Deux enfants, cependant, avaient sanctifié l’union de Newsome et de sa belle Peau-Rouge. L’aîné était un garçon qu’en l’honneur du vieux chef, son grand-père, on baptisa Wabigoon et, par abréviation, Wabi. L’autre était une fille, de quatre ans plus jeune, que Newsome avait tenu à nommer, comme sa mère, Minnetaki.
Chose curieuse le sang indien semblait couler, presque pur, dans les veines de Wabi. L’enfant était indien d’aspect, de la semelle de ses mocassins jusqu’au sommet du crâne. Il était cuivré et musculeux, aussi souple et agile qu’un lynx, rusé comme un renard, et tout en lui criait qu’il était né pour la vie du Désert. Son intelligence cependant était grande et surprenait le factor lui-même.
Minnetaki, au contraire, à mesure qu’elle grandissait, tenait moins de la beauté sauvage de sa mère et se rapprochait davantage des allures et de la grâce de la femme blanche. Si ses cheveux étaient noirs comme du jais, et noirs ses grands yeux, elle avait la finesse de peau de la race à laquelle appartenait son père.
Ç’avait été un des meilleurs plaisirs de Newsome de s’adonner à l’éducation de sa femme sauvage. Et tous deux n’avaient qu’un but commun, élever à la mode des enfants blancs la petite Minnetaki et son frère. Ils commencèrent par fréquenter, à Wabinosh-House, l’école de la factorerie. Ils furent ensuite envoyés, deux hivers durant, à celle, plus moderne et mieux organisée, de Port-Arthur, le centre civilisé le plus proche. Les deux enfants s’y montrèrent des élèves brillants.
Wabi atteignit ainsi sa seizième année et Minnetaki sa douzième. Rien, dans leur habituel langage, ne trahissait leur part d’origine indienne. Mais ils s’étaient, sur le désir de leurs parents, familiarisés également avec le langage ancestral du vieux Wabigoon.
Vers cette époque de leur jeune existence, les Woongas se firent plus audacieux encore dans leurs déprédations et leurs crimes. Ils renoncèrent complètement à tout travail honnête et ne vécurent plus que de leurs pillages et de leurs vols. Les petits enfants mêmes avaient sucé avec le lait la haine héréditaire contre les hôtes de Wabinosh-House, haine dont maintenant Woonga était presque seul à se rappeler l’origine. Si bien que le gouvernement canadien finit par mettre à prix la tête du chef Peau-Rouge et celle de ses principaux partisans. Une expédition en règle fut organisée, qui refoula les hors-la-loi vers des territoires plus lointains, sans que Woonga lui-même pût être capturé.

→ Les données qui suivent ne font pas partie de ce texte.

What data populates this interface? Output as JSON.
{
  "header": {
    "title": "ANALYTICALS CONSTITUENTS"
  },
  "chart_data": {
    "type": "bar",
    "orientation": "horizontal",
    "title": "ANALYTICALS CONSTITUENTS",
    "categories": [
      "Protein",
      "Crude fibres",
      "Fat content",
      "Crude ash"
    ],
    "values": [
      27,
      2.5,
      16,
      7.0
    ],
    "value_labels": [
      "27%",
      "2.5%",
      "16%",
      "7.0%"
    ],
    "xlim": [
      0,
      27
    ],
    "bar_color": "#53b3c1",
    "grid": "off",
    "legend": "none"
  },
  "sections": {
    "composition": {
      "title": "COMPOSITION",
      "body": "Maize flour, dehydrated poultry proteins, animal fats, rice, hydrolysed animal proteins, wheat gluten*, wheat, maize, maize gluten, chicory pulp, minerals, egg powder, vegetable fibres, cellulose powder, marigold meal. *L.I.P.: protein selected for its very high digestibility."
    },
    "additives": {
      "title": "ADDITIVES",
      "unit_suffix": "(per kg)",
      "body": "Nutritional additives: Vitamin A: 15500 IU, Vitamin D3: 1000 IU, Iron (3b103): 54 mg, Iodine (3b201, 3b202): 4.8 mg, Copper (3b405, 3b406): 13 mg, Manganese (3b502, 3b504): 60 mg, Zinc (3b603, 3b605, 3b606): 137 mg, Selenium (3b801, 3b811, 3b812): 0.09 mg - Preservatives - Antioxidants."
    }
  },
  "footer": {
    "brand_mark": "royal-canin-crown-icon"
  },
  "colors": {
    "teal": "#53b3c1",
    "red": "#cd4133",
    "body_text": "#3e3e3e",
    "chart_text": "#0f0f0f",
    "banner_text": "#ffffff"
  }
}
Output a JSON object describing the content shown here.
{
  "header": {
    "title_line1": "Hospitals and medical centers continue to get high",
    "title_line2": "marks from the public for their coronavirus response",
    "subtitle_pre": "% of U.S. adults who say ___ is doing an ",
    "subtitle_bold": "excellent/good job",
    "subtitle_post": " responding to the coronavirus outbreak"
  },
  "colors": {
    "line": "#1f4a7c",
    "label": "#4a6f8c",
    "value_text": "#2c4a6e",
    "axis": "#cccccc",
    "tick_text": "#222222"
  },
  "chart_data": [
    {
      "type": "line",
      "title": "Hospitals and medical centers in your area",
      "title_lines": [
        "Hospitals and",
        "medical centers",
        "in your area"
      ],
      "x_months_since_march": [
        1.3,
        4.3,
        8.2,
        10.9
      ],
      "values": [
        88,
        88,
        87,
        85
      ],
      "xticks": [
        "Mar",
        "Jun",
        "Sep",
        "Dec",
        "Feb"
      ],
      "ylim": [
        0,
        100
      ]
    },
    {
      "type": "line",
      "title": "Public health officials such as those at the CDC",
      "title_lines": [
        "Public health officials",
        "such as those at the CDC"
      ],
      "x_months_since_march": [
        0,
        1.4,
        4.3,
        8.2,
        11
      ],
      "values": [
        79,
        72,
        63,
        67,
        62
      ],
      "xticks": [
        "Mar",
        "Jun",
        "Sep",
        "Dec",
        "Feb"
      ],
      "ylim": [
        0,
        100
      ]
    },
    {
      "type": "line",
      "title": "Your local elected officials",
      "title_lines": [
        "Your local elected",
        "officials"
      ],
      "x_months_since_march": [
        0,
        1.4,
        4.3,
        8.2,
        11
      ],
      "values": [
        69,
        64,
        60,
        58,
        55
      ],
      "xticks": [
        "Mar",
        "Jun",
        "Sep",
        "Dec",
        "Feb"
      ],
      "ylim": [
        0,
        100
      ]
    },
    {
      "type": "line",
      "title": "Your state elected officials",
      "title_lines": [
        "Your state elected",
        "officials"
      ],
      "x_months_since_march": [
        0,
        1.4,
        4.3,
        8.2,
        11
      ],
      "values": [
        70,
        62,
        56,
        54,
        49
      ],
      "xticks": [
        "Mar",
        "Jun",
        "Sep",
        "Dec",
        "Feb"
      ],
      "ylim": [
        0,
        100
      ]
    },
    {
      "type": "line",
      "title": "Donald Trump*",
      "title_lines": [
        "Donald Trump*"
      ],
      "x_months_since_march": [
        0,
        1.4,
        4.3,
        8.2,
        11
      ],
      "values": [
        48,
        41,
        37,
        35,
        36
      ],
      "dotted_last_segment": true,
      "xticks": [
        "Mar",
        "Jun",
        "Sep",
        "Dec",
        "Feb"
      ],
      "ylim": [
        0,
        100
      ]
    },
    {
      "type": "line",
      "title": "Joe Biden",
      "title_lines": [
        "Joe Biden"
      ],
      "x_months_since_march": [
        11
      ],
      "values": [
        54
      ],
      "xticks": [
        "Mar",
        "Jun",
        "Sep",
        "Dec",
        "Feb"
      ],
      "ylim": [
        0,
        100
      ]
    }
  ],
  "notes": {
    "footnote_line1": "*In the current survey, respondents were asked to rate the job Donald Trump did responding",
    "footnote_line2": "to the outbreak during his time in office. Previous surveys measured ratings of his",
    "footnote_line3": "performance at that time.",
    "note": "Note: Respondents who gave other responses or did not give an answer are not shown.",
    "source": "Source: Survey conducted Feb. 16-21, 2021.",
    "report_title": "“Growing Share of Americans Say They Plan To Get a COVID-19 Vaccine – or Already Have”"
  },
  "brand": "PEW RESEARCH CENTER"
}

Lorsque Wabi eut dix-sept ans, il fut résolu qu’il s’en irait aux États-Unis, pendant une année, dans quelque grande école. Contre ce projet, le jeune Indien (presque tous le considéraient en effet comme tel et il en était fier) lutta avec énergie, mettant en avant mille arguments. Il avait, disait-il, pour le Grand Désert Blanc toute la passion de sa race maternelle. Toute sa nature se révoltait contre la prison qu’est une grande ville, contre ses rumeurs, son tumulte et sa boue. Non, non, il ne saurait jamais se faire à cette existence.
Alors intervint sa sœur Minnetaki. Elle lui demanda, elle le supplia de partir, d’aller là-bas pour une année, pas plus. Il reviendrait ensuite et lui raconterait tout ce qu’il aurait vu, il lui apprendrait à son tour tout ce qu’il aurait appris. Wabi aimait sa gentille petite sœur plus que tout au monde. Elle fit plus pour le décider que n’avaient fait les parents, et il partit.
Il se rendit à Détroit[3], dans l’État de Michigan, et trois mois durant, il s’appliqua au travail, avec conscience. Mais chaque semaine qui s’écoulait ajoutait au chagrin de son isolement, à ses regrets languissants d’avoir perdu Minnetaki, de n’avoir plus devant lui le Grand Désert Blanc, son libre espace et ses forêts. Chaque journée était pour lui un poids pesant et sa seule consolation était d’écrire, trois fois par semaine, à sa sœur aimée. Trois fois par semaine, encore que le courrier postal ne circulât que deux fois par mois, Minnetaki lui écrivait aussi des lettres non moins longues, où elle le soutenait et l’encourageait.
[3] Détroit, capitale de l’État de Michigan, à 700 kilomètres N.-O. de Washington, est situé à la frontière du Canada et des États-Unis, sur la rivière du même nom, qui fait communiquer ensemble les lacs Huron et Érié. (Note des Traducteurs.)